Goren and Eames returned to their desks upstairs and, for a while, said nothing to each other. Ross, who'd been called in when Kreiner's body was found, emerged from his office to join his detectives.

"Don't bother waiting for the lab," he said. "Nothing will get done until tomorrow. Go home to your families."

Eames tilted her head and looked up at Ross.

"I mean, nothing's going to get done here today, anyway." Foot planted firmly in mouth, Captain, she thought.

Goren made a loose fist and pounded his hand on the desk. "The lab also needs to see if they can match the slug from Novak's shoulder to the slugs in Kreiner's chest. Maybe the same woman – Lucy Colacci –shot them both. She was angry at Novak for getting her hands on the information that would expose her as the Lavin family shooter. And think about how this woman must view unplanned pregnancies, think about what that must remind her of.

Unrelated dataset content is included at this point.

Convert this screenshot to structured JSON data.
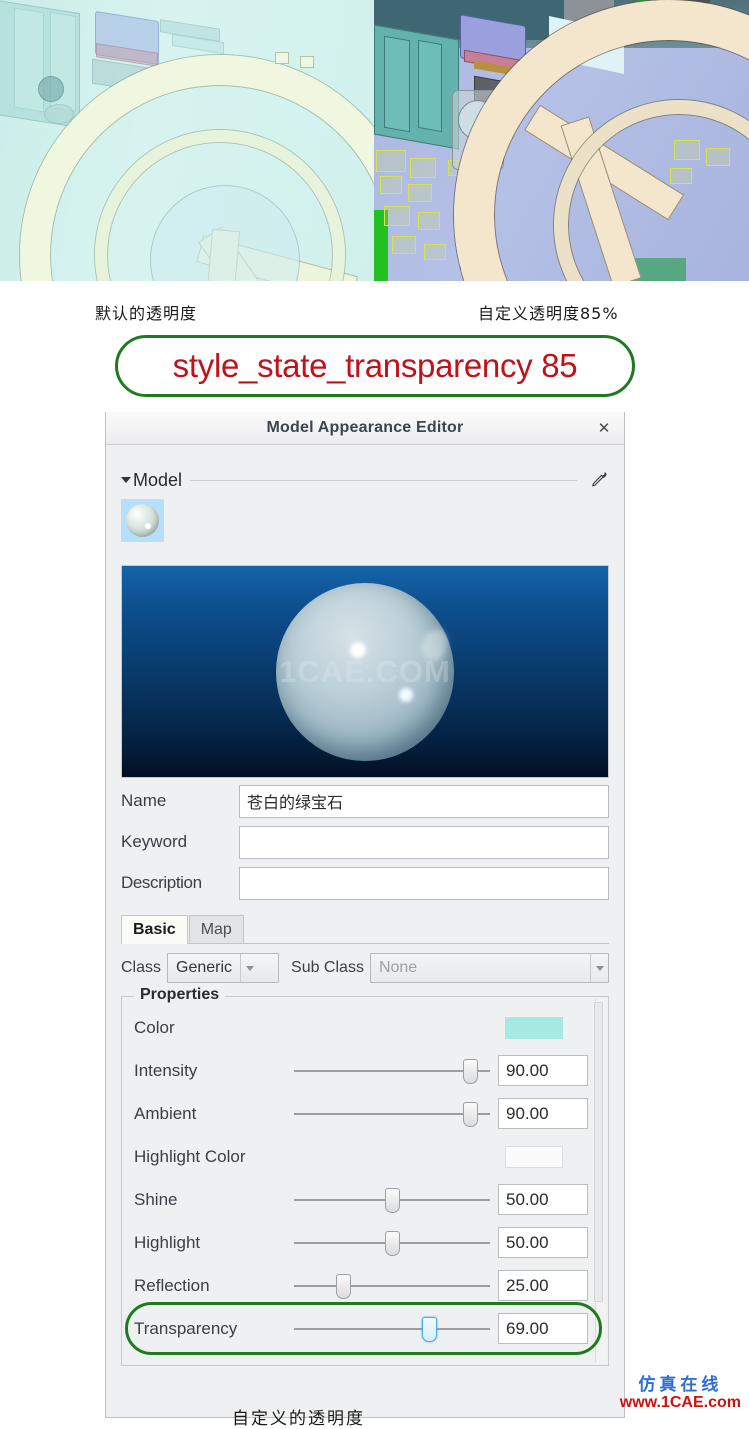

She may have been furious at Kreiner for getting you pregnant. Three shots, one after the other, all aiming for his heart."

"Go home, Detective," Ross insisted.

"I need to look at –"

"He's been here for two days straight," Ross told Eames.

Eames shot Goren a look that (hopefully) cut right through him. "Wait'll we see what we get on the gun," Ross continued. "I want this case to rest on fingerprints, not feelings."